By 5:30 a.m., the newly-scrubbed Zuccotti was a far cry from the filthy mass of tents and blankets that had fouled the park for two months. All the tents were cleared and a heavy smell of disinfectant lingered in the air.

By 7 a.m. all the streets surrounding the park were open to the public. After 50 protesters returned to the park, minus their gear, they were allowed inside. A short time later, the city closed the park after learning about the injunction. That decision spurred another fracas between cops and demonstrators.

In court papers, the city said, “While the plaza must generally be open and accessible to the public, the owner can impose conditions on that invitation which can take the form of reasonable rules.

“Brookfield’s rules of conduct for members of the public using Zuccotti Park prohibit, among other things … camping, the erection of tents and other structures; the placement of tarps, sleeping bags and other coverings on the property; and 4) the storage of personal property on the ground, benches and sitting areas.”

Brookfield Properties thanked the city for clearing out Zuccotti.

“Brookfield appreciates the peaceful and professional response of the NYPD, the FDNY, and the Department of Sanitation, and thanks Mayor Bloomberg for his leadership. As had been widely reported, conditions in Zuccotti Park had become dangerous, unhealthy and unsafe,” the company said in a statement. “In our view, these risks were unacceptable and it would have been irresponsible to not request that the city take action. Further, we have a legal obligation to the city and to this neighborhood to keep the Park accessible to all who wish to enjoy it, which had become impossible.”

Meanwhile, the arrests of more than 200 protesters during and after this morning’s Zuccotti Park cleanup brings the grand total of those busted in Occupy Wall Street up well past 700, according to a defense lawyer at the center of the movement.
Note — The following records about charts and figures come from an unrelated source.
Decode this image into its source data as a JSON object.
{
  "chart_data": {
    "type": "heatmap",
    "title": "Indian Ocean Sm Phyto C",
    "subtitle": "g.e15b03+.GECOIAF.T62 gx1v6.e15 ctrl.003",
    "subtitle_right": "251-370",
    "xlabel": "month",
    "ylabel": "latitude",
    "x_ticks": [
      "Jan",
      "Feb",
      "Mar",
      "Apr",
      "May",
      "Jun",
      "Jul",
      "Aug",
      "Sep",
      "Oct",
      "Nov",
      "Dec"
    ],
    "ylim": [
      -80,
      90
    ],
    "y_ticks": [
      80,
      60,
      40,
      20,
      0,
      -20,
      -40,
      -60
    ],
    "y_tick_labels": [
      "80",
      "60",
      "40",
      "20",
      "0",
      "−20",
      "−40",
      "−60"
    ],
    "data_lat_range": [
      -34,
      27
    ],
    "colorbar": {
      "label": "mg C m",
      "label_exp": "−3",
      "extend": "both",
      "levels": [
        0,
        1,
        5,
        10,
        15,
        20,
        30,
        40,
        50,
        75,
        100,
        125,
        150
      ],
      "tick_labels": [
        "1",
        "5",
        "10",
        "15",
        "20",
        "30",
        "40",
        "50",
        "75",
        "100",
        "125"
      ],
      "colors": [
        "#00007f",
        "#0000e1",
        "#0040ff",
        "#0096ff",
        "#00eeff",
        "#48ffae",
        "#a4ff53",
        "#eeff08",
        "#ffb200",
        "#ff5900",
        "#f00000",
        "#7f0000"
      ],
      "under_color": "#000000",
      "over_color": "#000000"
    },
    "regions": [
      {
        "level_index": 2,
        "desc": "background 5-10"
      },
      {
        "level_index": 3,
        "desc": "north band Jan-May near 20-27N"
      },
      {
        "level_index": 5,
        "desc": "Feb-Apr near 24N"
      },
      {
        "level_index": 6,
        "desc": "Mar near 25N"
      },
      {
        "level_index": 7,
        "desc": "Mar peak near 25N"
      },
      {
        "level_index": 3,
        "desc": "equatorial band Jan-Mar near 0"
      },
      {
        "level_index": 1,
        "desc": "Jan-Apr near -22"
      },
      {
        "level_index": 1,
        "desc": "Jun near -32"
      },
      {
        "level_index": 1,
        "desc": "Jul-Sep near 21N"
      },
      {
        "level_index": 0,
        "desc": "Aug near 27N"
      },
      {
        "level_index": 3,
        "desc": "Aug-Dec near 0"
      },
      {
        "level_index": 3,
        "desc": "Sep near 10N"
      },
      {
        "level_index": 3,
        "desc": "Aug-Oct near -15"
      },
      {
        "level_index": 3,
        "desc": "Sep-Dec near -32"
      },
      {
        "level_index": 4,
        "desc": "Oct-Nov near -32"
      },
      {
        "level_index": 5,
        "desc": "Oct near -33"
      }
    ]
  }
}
But of those 700 arrests, only three or four are for violent felonies, noted Martin Stolar, who is spearheading the volunteer effort by National Lawyers Guild lawyers to provide free counsel to those busted.

“The vast majority of these cases are mere violations,” like disorderly conduct, Stolar noted. About half of those arrested have already refused dismissal deal offers by the Manhattan DA’s office, telling their arraignment judges that they prefer to go to trial, Stolar said.

“Overall, it’s a very non-violent group of protesters,” the lawyer said. “Even the resisting arrest arrests are not violent, but cases where they did not assist in handcuffing, which is not violent.”

Some 60 protesters arrested on the Brooklyn Bridge last month were arraigned this morning in Manhattan Criminal Court, with more than half taking the DA’s deal.